The IR+ system went live on August 8, 2009 in a “soft launch,” for example, without publicity of any kind. After five months of further testing and usage by library staff, including a large number of deposits by the musical scores collection project, a formal announcement was made on February 26, 2010 to the entire University of Rochester community. Since that official launch, there have been several signals that the new system will have broad appeal to our users. The majority of the campus community to whom we have shown the system so far (approximately 90 people, including IT support staff, graduate students, and faculty), have reacted with an enthusiasm and interest that we did not experience with our previous repository. We have already seen adoption of our new tools by graduate students and faculty: in the period from August 2009 to June 7, 2010, 32 faculty and 35 graduate students have registered in the system; the majority occurring since the official announcement on February 26, 2010. These numbers are unprecedented compared to our previous system. Adoption has been multidisciplinary and includes members of our Warner School of Education, University of Rochester Medical Center, School of Nursing, Eastman School of Music, and departments as diverse as Brain and Cognitive Sciences, History, Chemistry, and Japanese. As one graduate student user noted “This new software is [a tool] you can use from day one.” The new repository tools have also opened up new opportunities for academic and other units, who, like us, support or work with faculty. This includes the University of Rochester Press, which plans to provide freely available auxiliary materials to readers, keeping printing costs down while still satisfying their authors’ desires to provide additional pages of examples. In addition, two departments have requested a machine readable format of the portfolio and contributor pages in order to update departmental faculty pages automatically.

Conclusion

We have attempted to re-engineer the institutional repository concept to more closely integrate with scholars’ research and writing processes, giving them tools that meet the needs we identified in our work-practice studies. Several basic issues found in our research, including resisting change and fear of extra workload, indicate that adoption may take some time. Furthermore, to overcome these barriers without mandates, a tool must prove to users that it has both short- and long-term benefits, will fit into their own personal work practices, and will provide a high level of value beyond the initial investment of learning and using the new system. We are re-introducing the repository as a tool that can play a central role in scholarly communication. A change like this comes with certain levels of risk for all parties involved. To help ensure that our users have a safe and positive experience, we have initially taken a conservative approach to the launch of the new software. As demonstrated by the number of new users registering to use the system, and other favorable reactions, there are strong indications that we have created a product that is more in line with our users’ needs. We feel excited and energized by the results we have achieved up to this point and are at the beginning of what promises to be a very busy year.

Afterword

For more information about IR+, please visit http://irplus.org. The site includes links to manuals, a descriptive flyer, links to video tutorials, and the source code for downloading.

Notes

1. The major indictment of the failure of institutional repositories is the seminal piece by Dorothea Salo, “Innkeeper at the Roach Motel” (98–123). Additional perspectives on the difficulties in recruiting repository content are provided by a useful literature review in (Markey et al. 156–157). A case study of a specific institution is provided by (Davis and Connolly n.pag.).

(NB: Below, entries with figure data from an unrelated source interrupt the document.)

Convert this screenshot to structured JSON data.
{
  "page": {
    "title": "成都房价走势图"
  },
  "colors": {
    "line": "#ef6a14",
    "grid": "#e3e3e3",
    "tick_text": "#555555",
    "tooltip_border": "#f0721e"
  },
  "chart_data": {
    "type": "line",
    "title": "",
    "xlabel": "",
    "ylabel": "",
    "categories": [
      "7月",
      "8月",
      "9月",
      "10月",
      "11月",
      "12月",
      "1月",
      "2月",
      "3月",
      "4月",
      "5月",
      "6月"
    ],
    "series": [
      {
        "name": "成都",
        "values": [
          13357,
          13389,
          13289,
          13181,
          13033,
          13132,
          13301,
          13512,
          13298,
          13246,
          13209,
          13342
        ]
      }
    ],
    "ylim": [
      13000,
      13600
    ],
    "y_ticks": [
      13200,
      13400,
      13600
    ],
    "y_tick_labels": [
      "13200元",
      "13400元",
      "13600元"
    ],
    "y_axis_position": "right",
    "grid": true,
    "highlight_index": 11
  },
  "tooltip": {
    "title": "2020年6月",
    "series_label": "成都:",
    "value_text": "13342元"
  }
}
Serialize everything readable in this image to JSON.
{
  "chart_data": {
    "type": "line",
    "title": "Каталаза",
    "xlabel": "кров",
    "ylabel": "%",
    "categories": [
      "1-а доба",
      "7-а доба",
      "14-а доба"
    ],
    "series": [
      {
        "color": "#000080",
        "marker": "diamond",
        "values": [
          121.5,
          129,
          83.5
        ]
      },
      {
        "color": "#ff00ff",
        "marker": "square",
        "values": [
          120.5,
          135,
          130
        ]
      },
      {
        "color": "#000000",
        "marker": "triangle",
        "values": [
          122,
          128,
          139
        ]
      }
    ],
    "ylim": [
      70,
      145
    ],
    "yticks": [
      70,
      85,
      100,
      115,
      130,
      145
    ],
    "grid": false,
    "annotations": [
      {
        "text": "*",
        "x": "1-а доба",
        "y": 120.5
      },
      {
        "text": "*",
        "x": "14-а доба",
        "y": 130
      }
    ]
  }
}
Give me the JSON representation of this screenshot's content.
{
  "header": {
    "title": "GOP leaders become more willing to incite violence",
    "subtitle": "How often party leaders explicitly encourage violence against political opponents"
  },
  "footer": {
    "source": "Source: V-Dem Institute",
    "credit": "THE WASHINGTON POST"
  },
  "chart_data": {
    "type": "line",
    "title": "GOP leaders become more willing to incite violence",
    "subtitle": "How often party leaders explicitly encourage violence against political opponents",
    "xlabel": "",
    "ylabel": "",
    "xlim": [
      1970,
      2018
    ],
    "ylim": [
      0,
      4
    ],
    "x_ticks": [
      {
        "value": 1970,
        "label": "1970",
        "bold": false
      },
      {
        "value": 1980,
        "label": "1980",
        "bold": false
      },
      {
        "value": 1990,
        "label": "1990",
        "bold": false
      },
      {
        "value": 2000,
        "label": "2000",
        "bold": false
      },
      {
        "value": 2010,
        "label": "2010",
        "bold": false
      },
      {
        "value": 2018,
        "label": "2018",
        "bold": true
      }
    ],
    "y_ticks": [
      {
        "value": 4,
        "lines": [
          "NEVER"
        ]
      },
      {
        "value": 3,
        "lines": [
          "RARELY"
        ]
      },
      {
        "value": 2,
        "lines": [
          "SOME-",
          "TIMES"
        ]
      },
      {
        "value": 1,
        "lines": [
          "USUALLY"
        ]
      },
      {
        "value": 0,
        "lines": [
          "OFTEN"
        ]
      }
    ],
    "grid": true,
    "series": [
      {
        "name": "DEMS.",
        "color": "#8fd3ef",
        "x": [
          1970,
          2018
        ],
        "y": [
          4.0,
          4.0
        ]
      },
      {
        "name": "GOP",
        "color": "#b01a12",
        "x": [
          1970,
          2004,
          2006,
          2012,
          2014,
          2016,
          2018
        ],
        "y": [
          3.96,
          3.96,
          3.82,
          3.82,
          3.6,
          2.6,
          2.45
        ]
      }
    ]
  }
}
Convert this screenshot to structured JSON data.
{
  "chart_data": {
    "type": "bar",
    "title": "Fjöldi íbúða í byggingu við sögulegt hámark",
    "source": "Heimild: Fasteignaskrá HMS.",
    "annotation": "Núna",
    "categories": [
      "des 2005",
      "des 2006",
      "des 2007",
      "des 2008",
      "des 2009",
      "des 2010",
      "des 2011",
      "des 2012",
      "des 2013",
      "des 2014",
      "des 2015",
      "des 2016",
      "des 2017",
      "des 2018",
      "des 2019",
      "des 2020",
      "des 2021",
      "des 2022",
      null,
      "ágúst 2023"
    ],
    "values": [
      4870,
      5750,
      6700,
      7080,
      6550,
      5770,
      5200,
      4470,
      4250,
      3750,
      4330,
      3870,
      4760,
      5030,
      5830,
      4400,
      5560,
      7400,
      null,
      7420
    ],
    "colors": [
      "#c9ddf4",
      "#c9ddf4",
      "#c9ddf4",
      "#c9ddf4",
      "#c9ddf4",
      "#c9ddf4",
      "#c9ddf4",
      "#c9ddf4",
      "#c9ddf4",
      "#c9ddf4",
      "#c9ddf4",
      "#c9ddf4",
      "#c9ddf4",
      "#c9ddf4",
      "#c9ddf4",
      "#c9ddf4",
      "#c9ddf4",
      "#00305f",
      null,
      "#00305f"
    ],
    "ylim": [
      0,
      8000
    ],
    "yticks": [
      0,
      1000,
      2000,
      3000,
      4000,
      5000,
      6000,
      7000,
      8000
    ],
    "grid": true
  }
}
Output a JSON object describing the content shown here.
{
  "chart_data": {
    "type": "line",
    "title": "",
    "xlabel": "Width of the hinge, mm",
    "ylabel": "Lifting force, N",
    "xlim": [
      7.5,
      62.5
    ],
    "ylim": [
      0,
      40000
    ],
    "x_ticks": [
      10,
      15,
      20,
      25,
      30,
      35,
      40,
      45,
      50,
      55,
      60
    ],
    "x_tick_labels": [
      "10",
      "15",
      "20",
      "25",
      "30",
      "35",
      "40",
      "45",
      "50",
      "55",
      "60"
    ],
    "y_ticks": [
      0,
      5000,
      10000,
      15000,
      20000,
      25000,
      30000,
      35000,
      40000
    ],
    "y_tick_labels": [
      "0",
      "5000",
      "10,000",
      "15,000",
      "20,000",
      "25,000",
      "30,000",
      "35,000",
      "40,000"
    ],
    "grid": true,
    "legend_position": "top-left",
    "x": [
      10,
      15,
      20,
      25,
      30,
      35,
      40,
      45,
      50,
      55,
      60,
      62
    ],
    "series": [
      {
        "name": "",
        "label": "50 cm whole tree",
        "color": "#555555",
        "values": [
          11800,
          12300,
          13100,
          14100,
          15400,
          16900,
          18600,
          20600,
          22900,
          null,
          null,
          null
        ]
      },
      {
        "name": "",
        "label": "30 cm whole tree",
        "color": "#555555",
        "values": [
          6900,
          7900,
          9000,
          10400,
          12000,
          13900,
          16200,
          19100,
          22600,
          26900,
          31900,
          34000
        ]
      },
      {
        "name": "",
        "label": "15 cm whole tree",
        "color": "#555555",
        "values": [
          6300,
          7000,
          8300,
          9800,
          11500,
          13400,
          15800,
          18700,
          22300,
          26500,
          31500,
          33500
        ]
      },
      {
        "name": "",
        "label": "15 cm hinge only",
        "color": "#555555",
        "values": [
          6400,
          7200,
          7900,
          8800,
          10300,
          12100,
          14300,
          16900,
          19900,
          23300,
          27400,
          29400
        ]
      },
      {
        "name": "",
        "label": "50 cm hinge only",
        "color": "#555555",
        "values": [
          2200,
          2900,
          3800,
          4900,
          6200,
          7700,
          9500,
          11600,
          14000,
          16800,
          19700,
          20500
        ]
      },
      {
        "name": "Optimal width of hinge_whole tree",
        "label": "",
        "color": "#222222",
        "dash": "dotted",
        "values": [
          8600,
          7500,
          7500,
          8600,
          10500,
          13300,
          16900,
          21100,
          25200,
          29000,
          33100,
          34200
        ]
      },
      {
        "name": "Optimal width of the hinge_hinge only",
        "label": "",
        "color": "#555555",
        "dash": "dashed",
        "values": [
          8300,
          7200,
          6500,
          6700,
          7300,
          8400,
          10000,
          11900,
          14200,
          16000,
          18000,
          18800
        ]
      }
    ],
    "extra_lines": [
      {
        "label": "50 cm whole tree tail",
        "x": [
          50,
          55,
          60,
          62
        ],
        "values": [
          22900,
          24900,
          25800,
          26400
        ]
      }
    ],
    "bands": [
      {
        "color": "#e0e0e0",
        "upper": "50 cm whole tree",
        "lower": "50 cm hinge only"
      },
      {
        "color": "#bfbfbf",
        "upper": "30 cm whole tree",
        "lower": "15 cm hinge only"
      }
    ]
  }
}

2. The available open source institutional repository software systems at the time (principally DSpace, Fedora, and ePrints) did not offer all the features we required. We were focused on addressing the needs of authors in the writing process. Systems such as CRIS (Current Research Information Systems) were broader in scope than the limitations of our grant period allowed. For more about CRIS, see (Björk 1–47; Tansey and Stembridge 212–226; euroCRIS website). For more about IR activity in the UK, see (Jacobs 124–141).